Earlier this month, the American Urological Association and the American Society for Radiation Oncology released the strongest guidelines to date supporting surveillance for low-risk patients, and, for the first time, for some patients with intermediate-risk prostate cancer.
In 2012, the U.S. Preventative Services Task Force recommended against prostate-specific antigen testing, concluding that the benefits of the test did not outweigh the risks, such as overdiagnosis and overtreatment of low-risk prostate cancer.

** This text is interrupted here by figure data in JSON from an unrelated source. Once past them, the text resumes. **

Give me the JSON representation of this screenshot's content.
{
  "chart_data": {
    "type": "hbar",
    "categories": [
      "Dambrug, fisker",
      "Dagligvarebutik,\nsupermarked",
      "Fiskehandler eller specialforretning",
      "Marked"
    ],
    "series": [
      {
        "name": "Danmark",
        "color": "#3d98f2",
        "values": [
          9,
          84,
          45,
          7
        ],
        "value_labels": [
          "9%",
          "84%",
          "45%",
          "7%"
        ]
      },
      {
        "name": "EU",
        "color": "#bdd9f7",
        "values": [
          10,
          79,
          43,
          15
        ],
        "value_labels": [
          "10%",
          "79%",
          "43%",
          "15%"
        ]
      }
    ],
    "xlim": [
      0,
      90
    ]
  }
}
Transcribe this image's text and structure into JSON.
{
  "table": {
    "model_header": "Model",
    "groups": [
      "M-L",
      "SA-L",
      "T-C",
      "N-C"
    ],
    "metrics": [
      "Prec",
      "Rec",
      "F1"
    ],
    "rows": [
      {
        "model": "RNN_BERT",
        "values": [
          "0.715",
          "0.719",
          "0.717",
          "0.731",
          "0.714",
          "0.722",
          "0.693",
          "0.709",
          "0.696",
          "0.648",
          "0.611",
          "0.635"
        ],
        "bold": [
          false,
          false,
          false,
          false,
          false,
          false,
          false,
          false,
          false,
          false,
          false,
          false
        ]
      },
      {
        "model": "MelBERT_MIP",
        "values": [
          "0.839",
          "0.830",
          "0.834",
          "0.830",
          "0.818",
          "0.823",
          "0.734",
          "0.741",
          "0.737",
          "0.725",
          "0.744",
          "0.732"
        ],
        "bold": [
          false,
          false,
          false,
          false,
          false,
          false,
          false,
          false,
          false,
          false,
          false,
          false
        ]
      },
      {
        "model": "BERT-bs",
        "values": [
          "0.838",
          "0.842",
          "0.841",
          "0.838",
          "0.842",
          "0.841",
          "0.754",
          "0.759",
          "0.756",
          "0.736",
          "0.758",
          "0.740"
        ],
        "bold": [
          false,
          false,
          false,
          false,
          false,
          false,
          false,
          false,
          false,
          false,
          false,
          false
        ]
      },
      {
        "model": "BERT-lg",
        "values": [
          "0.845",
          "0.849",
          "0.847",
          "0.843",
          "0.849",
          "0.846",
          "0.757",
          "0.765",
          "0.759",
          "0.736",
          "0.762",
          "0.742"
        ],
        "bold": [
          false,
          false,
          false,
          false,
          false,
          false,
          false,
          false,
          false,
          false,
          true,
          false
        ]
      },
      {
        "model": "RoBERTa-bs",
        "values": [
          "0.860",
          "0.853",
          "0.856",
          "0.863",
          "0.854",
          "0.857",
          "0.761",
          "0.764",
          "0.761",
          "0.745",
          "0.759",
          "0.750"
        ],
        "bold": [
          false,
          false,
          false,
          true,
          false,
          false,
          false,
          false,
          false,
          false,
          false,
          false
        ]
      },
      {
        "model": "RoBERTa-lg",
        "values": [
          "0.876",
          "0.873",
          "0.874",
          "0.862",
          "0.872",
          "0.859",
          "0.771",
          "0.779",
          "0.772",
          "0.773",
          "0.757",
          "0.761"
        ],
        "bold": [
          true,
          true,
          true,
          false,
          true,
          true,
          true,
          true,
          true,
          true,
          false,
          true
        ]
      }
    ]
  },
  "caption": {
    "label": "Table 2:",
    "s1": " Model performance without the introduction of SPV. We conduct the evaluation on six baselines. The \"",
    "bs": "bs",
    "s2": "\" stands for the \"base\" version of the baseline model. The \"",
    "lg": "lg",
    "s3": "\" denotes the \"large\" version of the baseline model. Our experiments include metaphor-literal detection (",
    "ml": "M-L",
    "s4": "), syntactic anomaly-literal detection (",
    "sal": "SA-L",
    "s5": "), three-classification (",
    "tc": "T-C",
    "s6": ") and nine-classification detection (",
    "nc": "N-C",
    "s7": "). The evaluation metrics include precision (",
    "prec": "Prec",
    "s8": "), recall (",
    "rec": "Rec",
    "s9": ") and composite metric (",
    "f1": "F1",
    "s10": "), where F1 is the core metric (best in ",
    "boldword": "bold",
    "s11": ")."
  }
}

Cooperberg said the shift served as "a bit of a wake-up call for at least a segment of the urology community that if we didn't fix the overtreatment problem, we would never retake the chunks of the conversation about screening and early detection."
Laurence Klotz, MD, the University of Toronto researcher who named and helped develop active surveillance 30 years ago, said other factors also help to explain the growing interest in as the technique. These include an increasing agreement among experts on the value of the strategy, growing public awareness of its benefits, the efforts of advocacy groups, and the arrival of better imaging and biomarkers that help further refine risk.
"We're shrinking the gray zone," Klotz said. "Remaining resistance to [active surveillance] is due to legitimate concerns about missing significant cancer and losing a patient to metastatic disease, and perhaps financial drivers, particularly with less invasive technologies like radiation and focal therapy."
In 2014, surgery to remove part or all of the prostate was the leading treatment in the low-risk population, with 29.7% of these patients overall opting for surgery, slightly more than those who had radiation treatment (28.2%) and those who chose active surveillance (26.5%).
William Catalona, MD, from Northwestern University, said the American Urological Association’s Prostate Cancer Active Surveillance Project’s goal is to have 80% of patients with low-risk prostate cancer to use active surveillance. Catalona, an early critic of as the technique, called that figure "optimal and realistic" and said it should happen "as soon as possible."
Catalona said the 80% benchmark matches rates of surveillance among Veterans Affairs patients.
However, Klotz said the American culture of treatment, which is driven at least in part by financial incentives for doctors, may make it difficult to reach that goal.
Cooperberg said financial incentives are real.
"I think it's a small minority of docs that are heavily driven by the financial incentive, but it certainly exists," he said. “When you look at the extreme variation of active surveillance rates, there is no question that factors like reimbursement are going to play a role."